Weather Ladder

Building a simple visualization can be quite not-simple

I was a meteorologist for 14 years before going into Web-slinging full time, so it makes sense that I’d eventually want to try my hand at something weather-related. I’m not really a designer, though; and since it seems that everybody has an idea about what a weather app should look like, I never really felt like I had anything original to add. (There’s a related rant where I put on my meteorologist hat and complain that we should focus way less on the visual design of these apps and way more on the quality and reliability of the data and forecasts, but that too has already been done.)

I came across Oak StudiosBlue, which is a nice, clean visualization of a short-term forecast that I thought would make a fun technical challenge to implement. As frequently happens, though, you start off wanting to do something small and simple, and then this series of decisions happens:

  • I want to figure out how to build this neat UI.
  • I need to get data from somewhere, so let me grab it from an API.
  • This data is location-dependent. I could hard-code it for one location, or I can use the geolocation API. Sure, why not?
  • No sense in polling for the location every time the page loads. How about a cookie?
  • Correction: no sense in polling for the location… until the location changes. Got to handle that situation too, I guess.

Layout

The layout isn’t particularly complicated, but I still wanted it to work well at as many screen sizes as possible. How do you make sure everything’s the right size when you have no idea how big the viewport is going to be? Base everything on the size of the viewport! (Seriously, I feel like viewport units don’t get enough love – using them almost feels like cheating. I mean, look at this sweet browser support!)

Since it’s a vertically-oriented layout, most elements are sized with vh, with a small dollop of vw to help out with some sizing and positioning. The only thing that’s absolutely sized is the border-radius on the ‘Reset location’ button; and now that I mention it, I should probably convert that as well.

Colours

Blue’s UI features ‘unique hourly colors generated from the temperature, humidity, and sunrise/sunset times for your current location’. Munging all that data was a little more number-crunching than I really wanted to do, but I felt that generating colours based on the current and forecast temperatures would be a fun little project.

The temperature colours we’re used to seeing in maps and apps usually aren’t a straight journey around the colour wheel – it’s a big gradient with a stop every ten degrees (temperature degrees, that is; not degrees on the colour wheel). To find the colour we want to associate with a given temperature, we need to figure out two things: which gradient stops it falls between, and where exactly between the stops it lies.

I wrote a series of functions to do this in Sass before I came to the belated realization that if I were to grab the data from an API, I had to do that calculation on the client side and not the server side. Off to re-write it in JavaScript!

I was afraid I’d have to do some gnarly math, but it turns out some arithmetic and a little string manipulation (with help from a colour manipulation library) got me where I needed to be. It wasn’t particularly tricky, but it was a bit fiddly – have a look at the code to see how the magic happens.

Data

Now that I can assign colours based on data, it would be extra helpful to have some data to manipulate. The Dark Sky Forecast API is super convenient and easy to use, so that was my first stop.

There’s a bunch of stuff in the response, most of which I don’t really need. Since you can’t request individual parameters, I created a small data model which I populate with just the data I need before I start passing it around the application.

(The request is made from the client, which necessarily exposes my API key. I didn’t check the key into GitHub, but it’s not hard for a sufficiently smart and motivated person to figure it out. If that’s you, please don’t be That Guy™ and use my key for your own nefarious purposes – get your own. It’s free.)

Location

The API request requires a location’s latitude and longitude to get the appropriate information. It would be pretty easy to just hardcode one location into the application, but how useful (or fun) would that be?

The geolocation API is well-supported and pretty straightforward to implement. This excellent guide from MDN set me off in the right direction.
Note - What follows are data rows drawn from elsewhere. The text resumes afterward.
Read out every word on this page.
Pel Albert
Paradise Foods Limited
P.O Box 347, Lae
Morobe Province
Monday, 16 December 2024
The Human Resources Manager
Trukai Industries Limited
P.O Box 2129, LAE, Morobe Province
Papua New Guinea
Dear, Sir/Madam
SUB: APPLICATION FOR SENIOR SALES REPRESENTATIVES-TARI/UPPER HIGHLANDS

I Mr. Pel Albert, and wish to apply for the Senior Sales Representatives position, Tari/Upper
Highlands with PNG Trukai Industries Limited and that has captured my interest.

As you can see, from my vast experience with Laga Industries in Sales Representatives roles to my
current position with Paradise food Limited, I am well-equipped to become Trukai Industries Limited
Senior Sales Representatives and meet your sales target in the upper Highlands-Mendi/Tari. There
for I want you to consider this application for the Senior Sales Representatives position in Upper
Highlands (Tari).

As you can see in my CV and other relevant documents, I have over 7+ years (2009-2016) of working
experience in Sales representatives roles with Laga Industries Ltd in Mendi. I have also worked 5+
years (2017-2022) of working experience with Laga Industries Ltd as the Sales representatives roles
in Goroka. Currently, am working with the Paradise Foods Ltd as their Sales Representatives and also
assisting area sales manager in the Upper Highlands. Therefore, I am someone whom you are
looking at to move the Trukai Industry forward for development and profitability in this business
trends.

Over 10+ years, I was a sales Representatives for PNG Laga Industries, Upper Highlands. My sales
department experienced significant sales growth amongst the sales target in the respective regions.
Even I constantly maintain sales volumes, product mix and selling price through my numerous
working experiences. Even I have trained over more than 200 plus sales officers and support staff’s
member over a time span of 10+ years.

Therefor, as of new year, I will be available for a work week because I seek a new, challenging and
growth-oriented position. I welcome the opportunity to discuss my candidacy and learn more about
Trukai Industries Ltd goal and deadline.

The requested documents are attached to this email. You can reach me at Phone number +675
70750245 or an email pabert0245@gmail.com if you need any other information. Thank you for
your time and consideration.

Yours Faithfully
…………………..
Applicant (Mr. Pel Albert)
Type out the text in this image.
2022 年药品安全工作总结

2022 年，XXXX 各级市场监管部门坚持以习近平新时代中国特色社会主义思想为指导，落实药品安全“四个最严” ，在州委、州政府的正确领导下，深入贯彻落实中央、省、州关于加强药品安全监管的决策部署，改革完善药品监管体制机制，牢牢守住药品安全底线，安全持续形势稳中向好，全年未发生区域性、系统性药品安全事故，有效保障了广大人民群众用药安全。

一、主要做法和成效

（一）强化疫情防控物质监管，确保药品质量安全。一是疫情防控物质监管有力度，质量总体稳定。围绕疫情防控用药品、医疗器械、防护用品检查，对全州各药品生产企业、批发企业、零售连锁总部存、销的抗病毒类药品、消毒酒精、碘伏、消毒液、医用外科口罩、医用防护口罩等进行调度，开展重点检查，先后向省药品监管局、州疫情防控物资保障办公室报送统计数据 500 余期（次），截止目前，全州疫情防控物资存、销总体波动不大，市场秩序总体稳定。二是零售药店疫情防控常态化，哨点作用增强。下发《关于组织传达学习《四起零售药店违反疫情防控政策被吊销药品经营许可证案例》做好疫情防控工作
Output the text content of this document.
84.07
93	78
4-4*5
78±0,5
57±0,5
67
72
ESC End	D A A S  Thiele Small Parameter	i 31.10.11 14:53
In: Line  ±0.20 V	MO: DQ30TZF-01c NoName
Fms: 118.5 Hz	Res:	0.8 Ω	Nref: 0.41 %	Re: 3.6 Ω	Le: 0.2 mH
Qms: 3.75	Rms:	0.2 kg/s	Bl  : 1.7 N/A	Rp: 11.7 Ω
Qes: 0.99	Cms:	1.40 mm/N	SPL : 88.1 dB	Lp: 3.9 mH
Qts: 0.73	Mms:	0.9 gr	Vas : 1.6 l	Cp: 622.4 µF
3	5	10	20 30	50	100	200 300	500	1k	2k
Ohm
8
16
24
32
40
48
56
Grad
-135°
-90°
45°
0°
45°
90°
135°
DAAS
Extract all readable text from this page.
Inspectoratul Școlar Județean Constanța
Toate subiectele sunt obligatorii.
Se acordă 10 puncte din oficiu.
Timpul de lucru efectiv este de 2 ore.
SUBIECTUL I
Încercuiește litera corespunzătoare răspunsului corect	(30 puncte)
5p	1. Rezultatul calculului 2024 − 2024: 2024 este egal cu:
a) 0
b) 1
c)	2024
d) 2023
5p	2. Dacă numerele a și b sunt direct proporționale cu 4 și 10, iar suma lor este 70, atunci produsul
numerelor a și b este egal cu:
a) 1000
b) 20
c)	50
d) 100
Polling for the user’s location every time they fire up the app is a little overkill, in my opinion; so once I get the user’s location, I stash it in a cookie. On load or refresh, the app checks the cookie before firing the geolocation event, saving some battery and load time.

This works quite nicely until the user goes somewhere else and wants to get the weather for their new location. I added a button that resets the location by blowing out the cookie and firing the application logic again to grab the new location and current conditions.

UI Spit and Polish

Aside from our carefully algorithmically chosen colours, we only have a few dynamic elements in the UI:

  • Current time
  • Current location
  • Current weather icon
  • Current weather description
  • Current temperature

The current temperature and weather description come directly from the API. The API response includes a field for icon, which we map to one of Adam Whitcroft’s excellent Climacons, which I’ve kept stashed away for quite a while to use for just this sort of thing.

Thanks to the geolocation API, we know the user’s latitude and longitude; but those numbers don’t mean much to most people. To get a human-readable location, I send the location to Nominatim, OpenStreetMap’s lookup service. The response is actually super-granular – when I ran it during testing, it gave me the name of the restaurant downstairs! We only really need the city, though.

The last thing to add is the time. The API response includes the time, but it’s simpler to grab the system time and run it through Moment to make it readable.